Le centre pour sans-papiers fait le plein

©2006 20 minutes

— 

 
  — no credit

Le nouveau centre de rétention administrative (CRA) de Lesquin affichera vite complet. Depuis son ouverture, le 15 novembre, les sans-papiers en rétention ont été transférés dans ce bâtiment. Il peut accueillir 96 personnes, contre 41 auparavant. Hier en fin d'après-midi, 48 places étaient occupées et une douzaine de personnes en provenance de la région parisienne doivent arriver aujourd'hui. « Dans deux semaines, il sera rempli à 90 % », prévoit Elodie Beharel, intervenante de la Cimade, association oecuménique d'entraide, au CRA de Lesquin. « L'ancien centre est fermé, mais il devrait être rénové et rouvrir pour faire face à un éventuel afflux de sans-papiers », explique Pascal Klinckemaillie, également de la Cimade. Pour l'heure, tous résident au nouveau centre, divisé en quatre zones : deux de 30 places pour les hommes, une de 30 lits pour les femmes et une de 16 places pour les familles. Une nouveauté que dénonce Roland Diagne, du Comité des sans-papiers 59 : « Ça me choque qu'il y ait une partie où l'on puisse accueillir officiellement des enfants. »

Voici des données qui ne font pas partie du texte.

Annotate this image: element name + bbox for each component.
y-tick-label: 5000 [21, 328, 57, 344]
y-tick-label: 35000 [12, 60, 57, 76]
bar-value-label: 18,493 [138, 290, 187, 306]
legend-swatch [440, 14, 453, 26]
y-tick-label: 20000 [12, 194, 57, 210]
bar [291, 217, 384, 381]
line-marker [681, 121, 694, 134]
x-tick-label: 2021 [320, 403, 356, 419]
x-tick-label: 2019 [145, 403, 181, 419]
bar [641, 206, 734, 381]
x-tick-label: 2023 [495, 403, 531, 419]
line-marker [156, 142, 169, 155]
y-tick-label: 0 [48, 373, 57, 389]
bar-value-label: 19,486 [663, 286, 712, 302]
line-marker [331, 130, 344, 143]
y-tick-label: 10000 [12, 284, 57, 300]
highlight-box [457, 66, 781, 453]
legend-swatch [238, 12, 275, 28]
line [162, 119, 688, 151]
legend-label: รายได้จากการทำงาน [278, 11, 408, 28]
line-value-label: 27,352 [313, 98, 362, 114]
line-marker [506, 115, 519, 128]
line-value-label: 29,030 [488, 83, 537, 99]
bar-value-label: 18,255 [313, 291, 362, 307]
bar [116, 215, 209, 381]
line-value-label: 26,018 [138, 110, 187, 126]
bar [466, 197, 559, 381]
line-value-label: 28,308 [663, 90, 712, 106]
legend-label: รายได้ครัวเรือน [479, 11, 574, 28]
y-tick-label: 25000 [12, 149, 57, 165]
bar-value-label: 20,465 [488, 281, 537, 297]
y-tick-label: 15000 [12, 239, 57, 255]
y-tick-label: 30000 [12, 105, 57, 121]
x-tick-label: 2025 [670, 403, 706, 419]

Au confort amélioré (lire ci-contre), l'infrastructure du nouveau CRA permet aux sans-papiers de se retrouver chaque matin dans un hall commun et de rencontrer les permanents de l'Agence nationale de l'accueil des étrangers et des migrations et ceux de la Cimade. « Avant, on ne les voyait que quand ils avaient quelque chose à nous demander, témoigne Pascal Klinckemaillie. Maintenant, ils peuvent nous voir tous les matins pour parler. » Seul inconvénient des nouveaux locaux : la Cimade ne peut pas accéder librement aux zones où dorment les sans-papiers.

Fanny Bertrand

Désormais, les sans-papiers n'ont plus de vis-à-vis direct avec les policiers. Ils ont un accès libre à la cour et chaque chambre dispose d'une douche. Chaque zone comporte une salle avec une télévision.